Cullom and his colleagues in the Navy know they have little choice but to get green and lean. The Department of Defense burns more oil than any other public or private entity in the world — 135 million barrels of fuel in 2010 — and the Navy is second only to the Air Force among the service branches in its fuel guzzling. Navy officers are also intimately aware of the cost of securing foreign oil for the U.S. — keeping the crude flowing safely from the Middle East is a major duty for the Bahrain-based Fifth Fleet.

Dependence on imported oil may be the American military machine's single greatest vulnerability. And that vulnerability isn't just on the seas and in the field. With the cost of energy rising — the military spent $20 billion on fuel and electricity last year — and the federal debt putting pressure even on the Defense Department's usually untouchable budget, efficiency is about organizational survival too. "This should be a reality check for our supply lines and logistics and politics," says Cullom. "We need to instill a culture of conservation from the top to the bottom."

The military has one big advantage there: it doesn't have to worry about filibusters or public opinion. That's led the Navy to put forward bold goals on energy that far outpace what seems to be politically possible in the civilian world. By 2015, the Navy has pledged to reduce petroleum use in its commercial-vehicle fleet — think jeeps and trucks — by 50%. By 2020, the Navy says it will produce at least 50% of shore-based energy from alternative sources, while 50% of Navy installations will be net zero — meaning they'll use no more energy than they produce. Altogether by the end of the decade, 50% of total Navy energy consumption will come from alternative sources.

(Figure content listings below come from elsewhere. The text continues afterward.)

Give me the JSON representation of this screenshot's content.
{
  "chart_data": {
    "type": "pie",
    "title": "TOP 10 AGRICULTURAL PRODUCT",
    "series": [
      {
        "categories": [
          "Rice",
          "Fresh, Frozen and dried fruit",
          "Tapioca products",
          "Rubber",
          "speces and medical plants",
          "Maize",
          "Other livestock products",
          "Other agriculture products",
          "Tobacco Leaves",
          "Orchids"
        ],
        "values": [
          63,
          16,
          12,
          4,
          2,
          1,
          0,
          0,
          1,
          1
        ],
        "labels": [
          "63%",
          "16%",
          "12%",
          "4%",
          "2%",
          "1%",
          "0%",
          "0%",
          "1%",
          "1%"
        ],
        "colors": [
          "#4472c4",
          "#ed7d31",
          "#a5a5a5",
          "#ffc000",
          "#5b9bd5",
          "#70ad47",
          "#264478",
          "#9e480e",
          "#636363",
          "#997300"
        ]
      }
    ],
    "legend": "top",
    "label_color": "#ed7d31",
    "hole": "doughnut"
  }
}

Going so green won't be easy, though. The Navy has steadily improved the energy efficiency of its onshore facilities — thanks in part to a recent decision to make energy decisions mandatory when awarding contracts for buildings — and has added renewable energy to some of its bases. But just 1% of the energy used by the Navy in 2008 came from renewable sources (though an additional 16% came from carbon-free nuclear, thanks to atomic subs and carriers). And if a new biofuel or other alternative isn't combat-ready, the military isn't going to adopt it just to look green. "We can't operate on ethanol because it doesn't have enough energy density," says Cullom. "You need something that looks and smells and acts like a petroleum equivalent."

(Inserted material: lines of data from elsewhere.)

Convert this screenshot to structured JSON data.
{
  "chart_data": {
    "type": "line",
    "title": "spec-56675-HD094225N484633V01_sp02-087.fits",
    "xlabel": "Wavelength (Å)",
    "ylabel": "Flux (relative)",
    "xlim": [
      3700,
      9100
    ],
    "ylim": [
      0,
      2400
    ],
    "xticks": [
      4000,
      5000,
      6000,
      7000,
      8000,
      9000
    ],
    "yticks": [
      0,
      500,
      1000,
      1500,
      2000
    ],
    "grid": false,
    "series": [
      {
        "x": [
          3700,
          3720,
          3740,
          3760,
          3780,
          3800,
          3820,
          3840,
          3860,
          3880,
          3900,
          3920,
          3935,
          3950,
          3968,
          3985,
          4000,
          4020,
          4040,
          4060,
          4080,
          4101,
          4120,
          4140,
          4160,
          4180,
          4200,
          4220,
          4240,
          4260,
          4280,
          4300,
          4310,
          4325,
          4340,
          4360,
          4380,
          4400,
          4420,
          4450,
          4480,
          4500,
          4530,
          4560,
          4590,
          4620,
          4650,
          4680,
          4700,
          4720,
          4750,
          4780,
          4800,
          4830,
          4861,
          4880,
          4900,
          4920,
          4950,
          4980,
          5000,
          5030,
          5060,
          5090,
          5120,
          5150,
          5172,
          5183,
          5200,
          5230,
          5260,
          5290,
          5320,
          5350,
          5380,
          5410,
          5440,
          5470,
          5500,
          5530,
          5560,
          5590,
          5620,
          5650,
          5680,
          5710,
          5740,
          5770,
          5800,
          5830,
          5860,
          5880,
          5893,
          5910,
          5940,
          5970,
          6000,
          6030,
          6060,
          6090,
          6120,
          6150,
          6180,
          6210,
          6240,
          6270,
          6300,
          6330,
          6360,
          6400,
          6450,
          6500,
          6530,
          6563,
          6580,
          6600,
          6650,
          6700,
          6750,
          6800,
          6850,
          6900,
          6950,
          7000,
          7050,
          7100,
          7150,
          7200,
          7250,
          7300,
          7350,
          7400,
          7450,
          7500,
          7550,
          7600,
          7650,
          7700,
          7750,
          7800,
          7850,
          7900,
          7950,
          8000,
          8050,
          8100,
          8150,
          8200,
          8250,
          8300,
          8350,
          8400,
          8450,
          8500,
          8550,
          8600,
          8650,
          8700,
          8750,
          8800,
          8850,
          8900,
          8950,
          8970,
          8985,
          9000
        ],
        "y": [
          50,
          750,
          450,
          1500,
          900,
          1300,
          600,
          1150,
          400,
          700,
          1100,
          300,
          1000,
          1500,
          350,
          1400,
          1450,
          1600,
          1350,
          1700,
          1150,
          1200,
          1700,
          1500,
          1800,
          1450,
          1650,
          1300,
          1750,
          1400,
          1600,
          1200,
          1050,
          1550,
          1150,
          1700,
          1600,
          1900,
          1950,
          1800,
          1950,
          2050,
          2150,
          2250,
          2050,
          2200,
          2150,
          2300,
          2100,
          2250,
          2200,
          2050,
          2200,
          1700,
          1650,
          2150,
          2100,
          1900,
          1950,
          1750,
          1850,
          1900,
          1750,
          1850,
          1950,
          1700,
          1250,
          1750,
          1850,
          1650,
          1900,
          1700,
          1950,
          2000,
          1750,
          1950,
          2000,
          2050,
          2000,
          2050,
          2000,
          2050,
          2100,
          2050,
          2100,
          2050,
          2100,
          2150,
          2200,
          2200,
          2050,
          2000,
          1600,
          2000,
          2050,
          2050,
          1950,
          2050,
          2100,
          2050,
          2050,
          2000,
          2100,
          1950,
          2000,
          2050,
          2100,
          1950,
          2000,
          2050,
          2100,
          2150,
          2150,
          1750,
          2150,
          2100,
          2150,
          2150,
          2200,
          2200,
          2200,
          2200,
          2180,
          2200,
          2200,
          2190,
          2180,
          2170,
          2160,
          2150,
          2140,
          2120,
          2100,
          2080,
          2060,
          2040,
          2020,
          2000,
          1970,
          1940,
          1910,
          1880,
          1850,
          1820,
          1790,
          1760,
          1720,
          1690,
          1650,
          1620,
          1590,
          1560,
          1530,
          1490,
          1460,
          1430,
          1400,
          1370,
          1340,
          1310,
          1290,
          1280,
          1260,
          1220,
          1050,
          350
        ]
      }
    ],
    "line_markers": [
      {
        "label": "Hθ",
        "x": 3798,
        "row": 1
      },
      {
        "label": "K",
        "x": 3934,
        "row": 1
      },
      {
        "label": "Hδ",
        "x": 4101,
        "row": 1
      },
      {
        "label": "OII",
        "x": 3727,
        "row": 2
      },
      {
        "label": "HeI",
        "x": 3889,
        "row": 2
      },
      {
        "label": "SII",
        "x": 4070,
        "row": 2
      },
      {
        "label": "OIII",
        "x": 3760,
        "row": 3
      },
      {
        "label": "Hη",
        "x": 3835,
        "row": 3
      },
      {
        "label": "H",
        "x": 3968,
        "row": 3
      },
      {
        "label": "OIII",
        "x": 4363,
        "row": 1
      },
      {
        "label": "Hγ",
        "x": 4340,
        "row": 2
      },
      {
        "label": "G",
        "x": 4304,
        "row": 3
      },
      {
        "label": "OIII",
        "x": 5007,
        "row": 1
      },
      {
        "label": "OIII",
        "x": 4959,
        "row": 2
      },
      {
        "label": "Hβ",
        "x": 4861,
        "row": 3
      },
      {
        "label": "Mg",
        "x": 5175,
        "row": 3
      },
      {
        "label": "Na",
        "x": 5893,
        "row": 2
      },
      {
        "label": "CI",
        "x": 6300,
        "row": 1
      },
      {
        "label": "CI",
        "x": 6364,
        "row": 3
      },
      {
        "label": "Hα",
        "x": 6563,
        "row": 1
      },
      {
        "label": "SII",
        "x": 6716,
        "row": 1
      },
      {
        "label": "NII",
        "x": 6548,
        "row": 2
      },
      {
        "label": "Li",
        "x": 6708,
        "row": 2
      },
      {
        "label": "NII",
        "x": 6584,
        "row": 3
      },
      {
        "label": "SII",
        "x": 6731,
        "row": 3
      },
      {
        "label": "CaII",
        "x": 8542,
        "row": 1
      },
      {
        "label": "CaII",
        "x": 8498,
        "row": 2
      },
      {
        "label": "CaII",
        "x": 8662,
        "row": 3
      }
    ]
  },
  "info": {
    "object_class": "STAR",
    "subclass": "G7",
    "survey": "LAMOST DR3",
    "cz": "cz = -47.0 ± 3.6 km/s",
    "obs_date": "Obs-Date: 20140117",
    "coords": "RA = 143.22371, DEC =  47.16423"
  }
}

Indeed, a report earlier this year from the Rand Corp. argued that the focus on biofuels by the Navy and Air Force was a mistake, and that a quick movement off oil simply wasn't feasible. Perhaps not — but from GPS navigation to the Internet, military R&D has helped lead to breakthroughs in civilian life. There's reason to hope, then, that we could achieve similar successes for energy, particularly since the Navy is already partnering with civilian groups like MIT's Sloan School of Management. "The Navy can be a tremendous resource for the rest of us on this," says Jonathan Lehrich, the director of MIT Sloan's M.B.A. program for executives, which has hosted midcareer Navy officers working on energy policy.

But maybe the best contribution the Navy and the other branches of the military can offer the rest of the country is the willingness to actually do something about energy. At a time when the politics over climate, oil and energy remains deeply polarized in the U.S. — and when much of the Republican Party seems to be dead set against any government action on efficiency or renewables — the Navy is dispensing with the silliness and simply doing it. "We need the sailor on the deck and the Marine on the field to understand why this is important," says Cullom. "That's the biggest piece of this challenge." If they can do it, it seems like the rest of us should be able to fall in line.